Show HN: Moments.yt – Share and discover awesome YouTube clips - mohndoe
https://moments.yt/?hn
======
mohndoe
Hi HN. I made this and I think it's cool, and my friends say so. So here it
is.

It's my first time sharing any of my projects with strangers. I'm using all my
courage here. Plus, HN seems to be a good place to get constructive feedback.

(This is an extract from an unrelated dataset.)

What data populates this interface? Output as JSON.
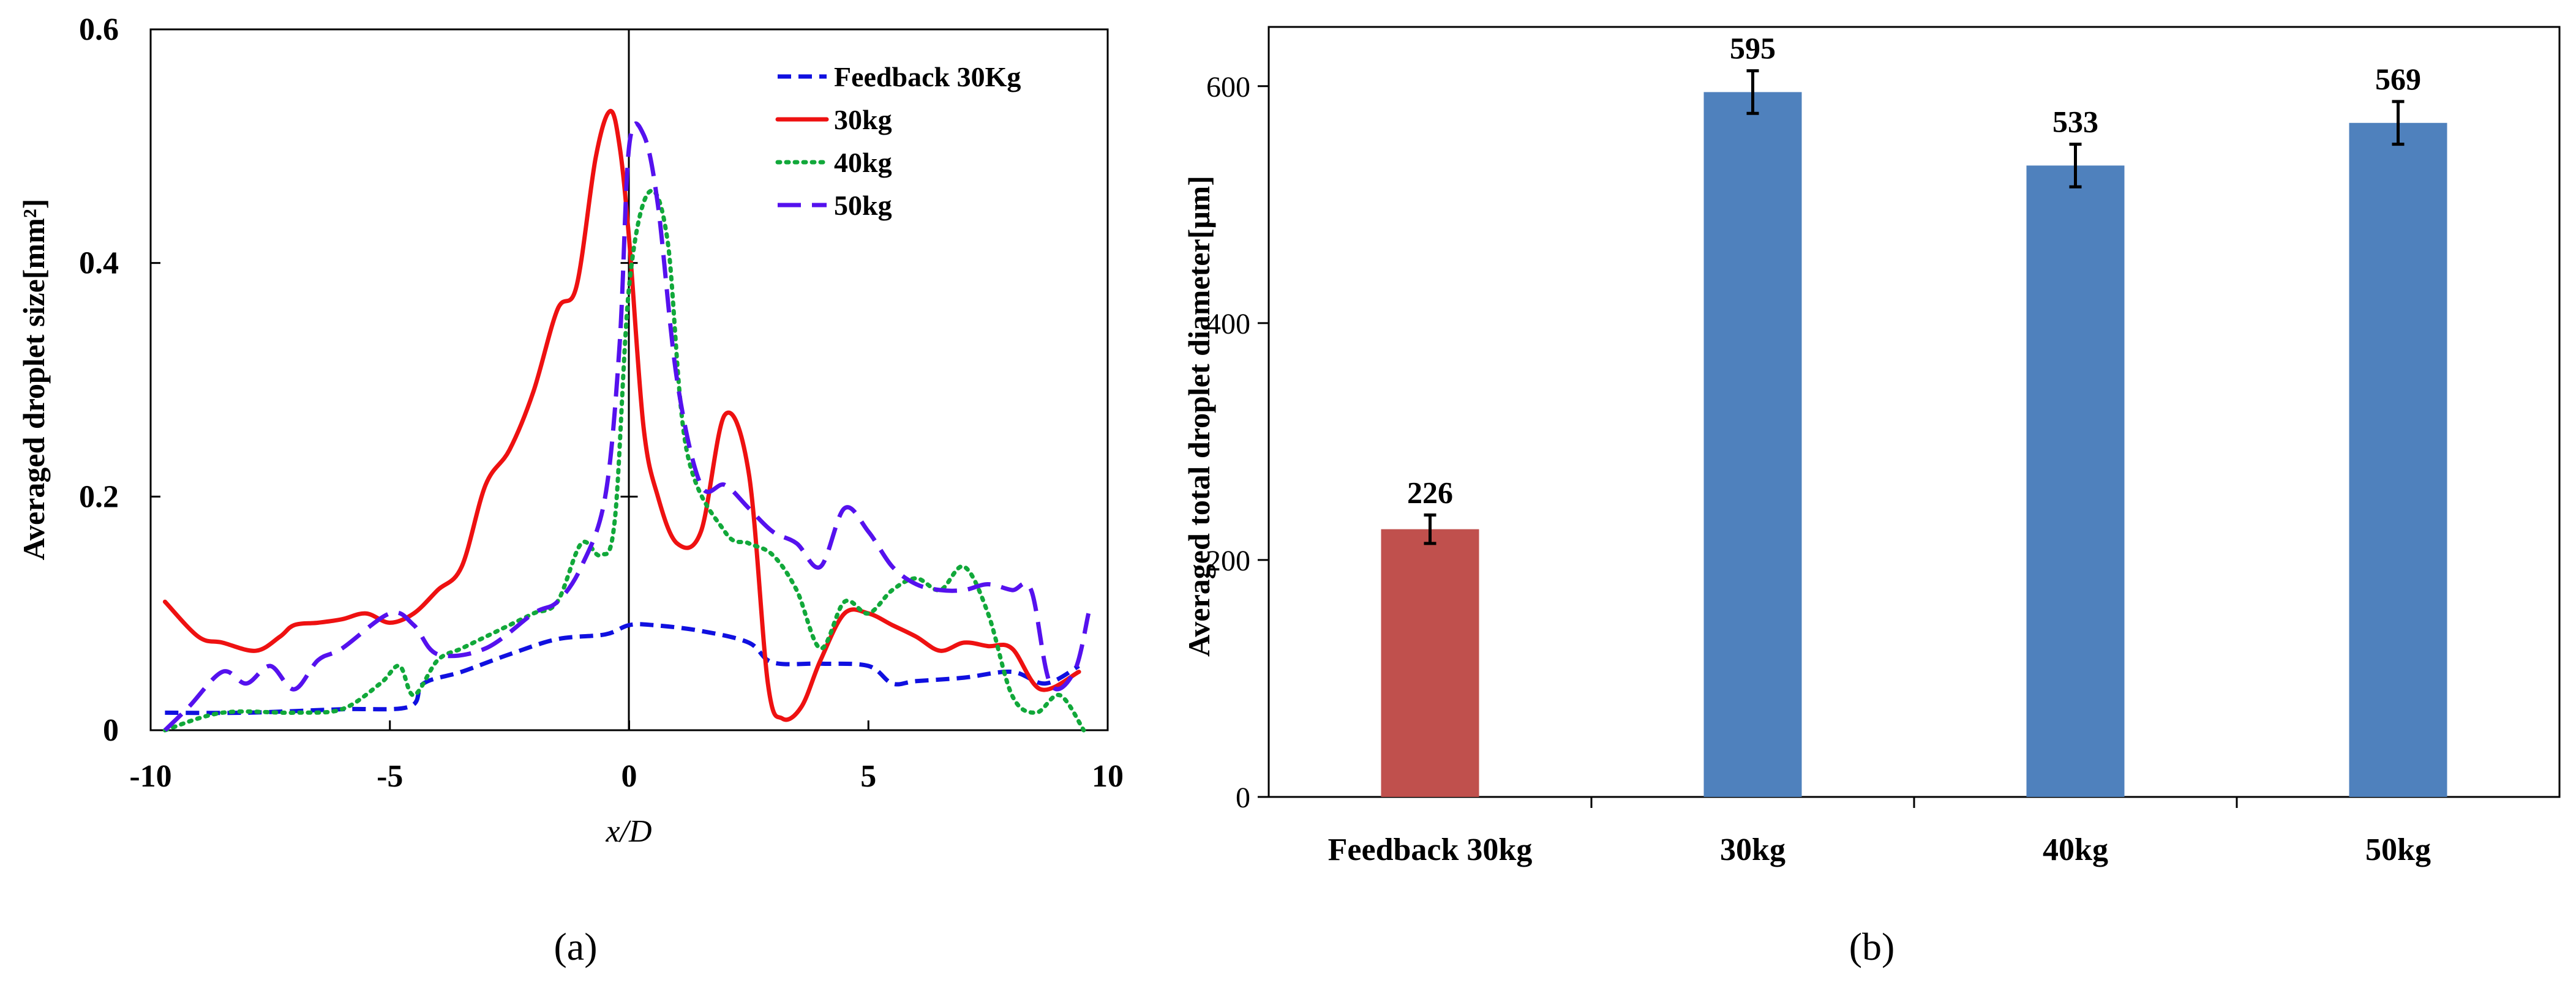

Any kind of feedback would be awesome: design-wise, bugs, features missing,
etc. But here is what you should know before : 1) You'll need a YouTube
account to log in (if you want to). You don't need to be logged to post a
clip, but your clip will not be shown in the homepage and will be deleted
after 6 hours. (I figured that people might just want to use it to make
private jokes with friends). 1.b) I plan on adding Twitter/Facebook logins, no
worries

2) It's made with NodeJS, and I'm a beginner at NodeJS. So if something goes
wrong, please let me know.

3) I made a premium plan for 0.99€/month for people that want to support me
and the project. (And also want to make clips that last more than 15
secondes). What do you think?

4) But I'd like to monetize this with native ads for YouTube content creators
or maybe premium plan for content creators. I think it's better to charge
creators than users. I don't know. What's best?

5) It's like GIFs, but with sounds. What's not to like?